Ideologicznym narzędziem zmiany w nauce był dobrze dziś znany język „doskonałości naukowej” i „nauki na światowym poziomie”. Komentując pierwsze lata transformacji sektora nauki w 1994 roku, przewodniczący Komitetu Badań Naukowych, instytucji odpowiedzialnej za politykę i finansowanie badań, prof. Witold Karczewski podsumował obraną przez siebie ścieżkę następująco: „Polska zastosowała raczej ciężkie ‘Darwinowskie’ podejście dając (już w 1991 roku) niemal nic, albo bardzo mało środków budżetowych miernym “badawczym Lewiatanom”, oraz ponad 60% wszystkich dostępnych środków mniej więcej 30% instytucji badawczych znajdujących się na szczycie listy rankingowej (stworzonej w trybie peer-review przez samych naukowców)”. Nawet tak nierówna dystrybucja środków nie pomogła najlepszym. Konkurencja o zawsze zbyt małe środki (od tego momentu, stały element krajobrazu polskiej nauki), ograniczonych w nieproporcjonalny do innych sektorów sposób, skutkowała wytworzeniem w polskim środowisku naukowym specyficznych mechanizmów obronnych. Inspirowany darwinizmem społecznym dyskurs „naukowej doskonałości” wydawał się być jedyną szansą na uzasadnienie możliwości otrzymania choćby skromnego finansowania. Poza stworzeniem tego toksycznego dyskursu konkurencji, który szybko obrócił się przeciwko niemu samemu – środowisko akademickie nie było zdolne niemal do żadnej masowej, zorganizowanej formy oporu przeciwko wypowiedzianej mu wojnie.
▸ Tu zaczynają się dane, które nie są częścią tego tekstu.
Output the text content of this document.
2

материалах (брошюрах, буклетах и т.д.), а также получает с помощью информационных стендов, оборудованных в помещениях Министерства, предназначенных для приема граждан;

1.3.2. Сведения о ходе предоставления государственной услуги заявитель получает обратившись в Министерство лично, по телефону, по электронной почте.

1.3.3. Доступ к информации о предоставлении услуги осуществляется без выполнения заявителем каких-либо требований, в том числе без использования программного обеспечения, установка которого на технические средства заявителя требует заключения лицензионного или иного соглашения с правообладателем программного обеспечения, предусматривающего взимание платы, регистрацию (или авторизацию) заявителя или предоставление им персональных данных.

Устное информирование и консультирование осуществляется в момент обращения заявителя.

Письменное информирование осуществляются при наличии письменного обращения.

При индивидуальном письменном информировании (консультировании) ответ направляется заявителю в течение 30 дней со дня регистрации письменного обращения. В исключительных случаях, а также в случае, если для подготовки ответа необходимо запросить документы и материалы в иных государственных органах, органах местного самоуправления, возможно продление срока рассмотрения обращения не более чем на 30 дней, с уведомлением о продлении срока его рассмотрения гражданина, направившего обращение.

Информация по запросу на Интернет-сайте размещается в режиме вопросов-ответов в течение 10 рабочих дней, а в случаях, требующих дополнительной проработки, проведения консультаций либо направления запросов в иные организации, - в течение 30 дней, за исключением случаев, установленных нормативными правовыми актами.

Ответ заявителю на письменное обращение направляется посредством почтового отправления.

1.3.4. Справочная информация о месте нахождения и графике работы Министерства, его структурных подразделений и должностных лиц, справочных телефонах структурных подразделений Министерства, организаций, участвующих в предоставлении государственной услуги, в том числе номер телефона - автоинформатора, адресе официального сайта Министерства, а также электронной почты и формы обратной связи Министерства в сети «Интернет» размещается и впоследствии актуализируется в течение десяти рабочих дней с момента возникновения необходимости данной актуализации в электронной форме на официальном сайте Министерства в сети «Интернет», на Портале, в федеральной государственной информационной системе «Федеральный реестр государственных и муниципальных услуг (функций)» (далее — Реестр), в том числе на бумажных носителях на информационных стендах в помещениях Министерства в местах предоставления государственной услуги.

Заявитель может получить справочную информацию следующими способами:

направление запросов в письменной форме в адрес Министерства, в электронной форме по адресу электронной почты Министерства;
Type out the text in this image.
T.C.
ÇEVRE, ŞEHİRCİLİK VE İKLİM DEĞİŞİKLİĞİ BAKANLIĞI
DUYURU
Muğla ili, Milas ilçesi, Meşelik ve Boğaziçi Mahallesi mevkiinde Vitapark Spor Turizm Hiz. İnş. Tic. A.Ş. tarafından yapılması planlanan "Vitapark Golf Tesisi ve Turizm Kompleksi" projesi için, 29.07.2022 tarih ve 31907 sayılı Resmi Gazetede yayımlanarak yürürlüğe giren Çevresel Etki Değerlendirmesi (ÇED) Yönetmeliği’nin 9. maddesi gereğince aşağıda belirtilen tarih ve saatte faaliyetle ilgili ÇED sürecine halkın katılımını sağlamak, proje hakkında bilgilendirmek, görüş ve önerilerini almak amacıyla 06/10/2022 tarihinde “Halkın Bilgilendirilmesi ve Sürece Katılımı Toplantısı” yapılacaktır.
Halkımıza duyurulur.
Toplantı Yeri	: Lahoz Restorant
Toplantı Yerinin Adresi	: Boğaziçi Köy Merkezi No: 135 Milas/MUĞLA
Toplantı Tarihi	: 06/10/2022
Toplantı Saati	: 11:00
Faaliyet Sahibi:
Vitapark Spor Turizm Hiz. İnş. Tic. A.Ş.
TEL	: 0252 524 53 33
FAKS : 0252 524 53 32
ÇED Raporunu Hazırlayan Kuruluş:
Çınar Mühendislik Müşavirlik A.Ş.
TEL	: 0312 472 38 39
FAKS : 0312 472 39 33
Poddając rozkładowi tkankę badań naukowych, „terapia szokowa” w sposób dotkliwy naruszyła jednocześnie kruchą równowagę na polskim uniwersytecie. Nie tylko dążąc do usunięcia z uczelni publicznych tych obszarów nauki, które związane były bezpośrednio z interesami państwa i partii, ale również w celu wygaszenia rozbudowanej sfery instytutów badawczo-rozwojowych, powiązanych z odchodzącym w niepamięć i prywatyzowanym przemysłem. Zadaniem, które stanęło przed nową władzą, było przecież szybkie umasowienie sektora szkolnictwa wyższego. Choć jeszcze w 1990 roku Janusz Grzelak, podsekretarz stanu w Ministerstwie Edukacji Narodowej, uzasadniał konieczność ograniczenia naboru na studia ze względu na kłopoty kadrowe (w efekcie masowego „drenażu mózgów” z sektora za granicę i do prywatnych przedsiębiorstw), lokalowe (znajdująca się w opłakanym stanie infrastruktura połączona z rosnącymi czynszami i eksmisjami uczelni) i brak miejsc w akademikach (które to miejsca na początku lat dziewięćdziesiątych były postrzegane jako warunek możliwości realnego studiowania), taka troska szybko ustąpiła bezwzględnemu rozszerzaniu dostępu kosztem jakości nauczania i materialnych warunków umożliwiających studiowanie. Paląca konieczność przeprowadzenia tego procesu nie wynikała jednak z chęci demokratyzacji dostępu do wysokiej jakości edukacji wyższej, ale z rosnących potrzeb kadrowych tworzonej na gorąco peryferyjnej gospodarki kapitalistycznej, podłączanej na siłę do nowego centrum. Wiele wysiłku włożono w zaprojektowanie nowych programów kształcenia ekonomii, która w Polsce do dziś pozostaje skansenem ekonomii neoklasycznej, wzbudzającej uśmiechy politowania nawet wśród najskrajniejszych neoliberalnych ekonomistów z Zachodu. Nie chodziło jednak o postępy w nauce, a o tworzenie armii posłusznych funkcjonariuszy kapitalizmu. Z tego powodu rdzeń umasowienia tworzyło rozwinięcie kształcenia z zakresu ekonomii, zarządzania, filologii obcych oraz pedagogiki (absorbujących łącznie blisko 40% populacji wszystkich studentów już w latach dziewięćdziesiątych).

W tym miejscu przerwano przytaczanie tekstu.